Dès notre arrivée dans le hall, l’ambiance est posée: de grandes pancartes de diverses manifestations couvrent une partie des murs. Ceux sont des femmes et personnes queers en lutte qui, à travers des œuvres, des photos d’archives et vidéos, poussent un cri uni contre ces logiques de domination : « How do we resist? Comment résistons-nous ? ». Cette exposition, dans la lignée de l’écoféminisme, offre une ouverture vers un changement de paradigme, pour un autre avenir hors des exploitations plurielles actuelles.
Nous nous dirigeons donc vers la salle d’expo, accompagnées par des interrogations qui vont nourrir toute notre visite et font écho aux combats des Amis de la Terre…
« Pouvons-nous mobiliser notre imagination pour créer de la résistance ? »
« Comment nos pratiques quotidiennes peuvent-elles aboutir à un changement régénérateur, la guérison et le renouveau ? »
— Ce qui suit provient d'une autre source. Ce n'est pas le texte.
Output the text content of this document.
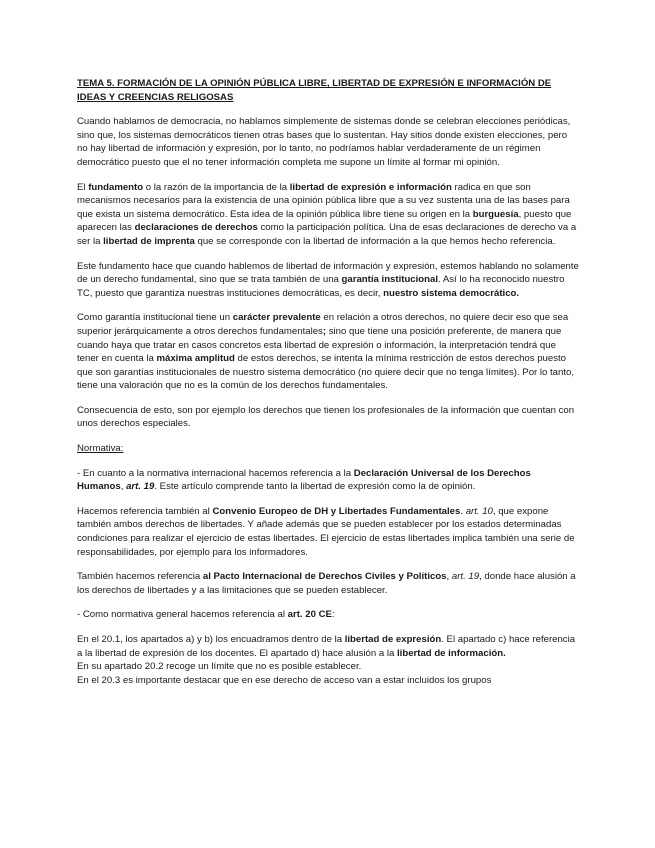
TEMA 5. FORMACIÓN DE LA OPINIÓN PÚBLICA LIBRE, LIBERTAD DE EXPRESIÓN E INFORMACIÓN DE IDEAS Y CREENCIAS RELIGOSAS

Cuando hablamos de democracia, no hablamos simplemente de sistemas donde se celebran elecciones periódicas, sino que, los sistemas democráticos tienen otras bases que lo sustentan. Hay sitios donde existen elecciones, pero no hay libertad de información y expresión, por lo tanto, no podríamos hablar verdaderamente de un régimen democrático puesto que el no tener información completa me supone un límite al formar mi opinión.

El fundamento o la razón de la importancia de la libertad de expresión e información radica en que son mecanismos necesarios para la existencia de una opinión pública libre que a su vez sustenta una de las bases para que exista un sistema democrático. Esta idea de la opinión pública libre tiene su origen en la burguesía, puesto que aparecen las declaraciones de derechos como la participación política. Una de esas declaraciones de derecho va a ser la libertad de imprenta que se corresponde con la libertad de información a la que hemos hecho referencia.

Este fundamento hace que cuando hablemos de libertad de información y expresión, estemos hablando no solamente de un derecho fundamental, sino que se trata también de una garantía institucional. Así lo ha reconocido nuestro TC, puesto que garantiza nuestras instituciones democráticas, es decir, nuestro sistema democrático.

Como garantía institucional tiene un carácter prevalente en relación a otros derechos, no quiere decir eso que sea superior jerárquicamente a otros derechos fundamentales; sino que tiene una posición preferente, de manera que cuando haya que tratar en casos concretos esta libertad de expresión o información, la interpretación tendrá que tener en cuenta la máxima amplitud de estos derechos, se intenta la mínima restricción de estos derechos puesto que son garantías institucionales de nuestro sistema democrático (no quiere decir que no tenga límites). Por lo tanto, tiene una valoración que no es la común de los derechos fundamentales.

Consecuencia de esto, son por ejemplo los derechos que tienen los profesionales de la información que cuentan con unos derechos especiales.

Normativa:

- En cuanto a la normativa internacional hacemos referencia a la Declaración Universal de los Derechos Humanos, art. 19. Este artículo comprende tanto la libertad de expresión como la de opinión.

Hacemos referencia también al Convenio Europeo de DH y Libertades Fundamentales. art. 10, que expone también ambos derechos de libertades. Y añade además que se pueden establecer por los estados determinadas condiciones para realizar el ejercicio de estas libertades. El ejercicio de estas libertades implica también una serie de responsabilidades, por ejemplo para los informadores.

También hacemos referencia al Pacto Internacional de Derechos Civiles y Políticos, art. 19, donde hace alusión a los derechos de libertades y a las limitaciones que se pueden establecer.

- Como normativa general hacemos referencia al art. 20 CE:

En el 20.1, los apartados a) y b) los encuadramos dentro de la libertad de expresión. El apartado c) hace referencia a la libertad de expresión de los docentes. El apartado d) hace alusión a la libertad de información.

En su apartado 20.2 recoge un límite que no es posible establecer.

En el 20.3 es importante destacar que en ese derecho de acceso van a estar incluidos los grupos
« How can we effectively slow down and try to connect with our bodies, and with nature? » *
À peine la porte franchie, nos yeux se posent sur un immense draps où sont imprimés des motifs rouges. Caroline Caycedo considère la nature comme un corps et met en avant dans ses œuvres les blessures que l’humain lui inflige. Cette œuvre montre les cours d’eau comme des organismes vivants que l’artiste définie comme « les artères de la planète ».
Ce parallèle corps/nature fait partie des caractéristiques du mouvement écoféministe. Lors de l’expo, nous l’avons à nouveau rencontrer à travers notamment les œuvres performatives de Ana Mendieta, « earth body » où en se fondant dans le paysage elle interroge son rapport avec la nature, et la classification humain et non-humain.
Nature vs culture
Cette déconnexion entre l’homme et la nature est une interrogation présente à d’autres moments de l’exposition. La question de la destruction des espaces naturels, et de ses impacts, fruit du système capitaliste extractiviste, est fondé sur le paradigme « nature vs culture ». Cette opposition est centrale pour comprendre le mouvement écoféministe : notre système capitaliste et patriarcal s’est fondé sur cette dualité avec d’un côté la « culture », représenté par l’homme blanc capitaliste, en opposition à la « nature », où sont rassemblées la nature, les femmes et minorités ethniques/ de genre. Ainsi, l’écoféminisme vise à dépasser cette opposition, comme le montre l’œuvre de Uyra, dont les photos mêlent humain et non humain, explorant ainsi la fluidité entre ces deux éléments trop souvent opposés.
L’exposition vise donc à montrer comment cette déconnexion à la terre qui conduit à des destructions massives de l’environnement est directement liée et alimente les inégalités hommes/femmes/minorités et le racisme.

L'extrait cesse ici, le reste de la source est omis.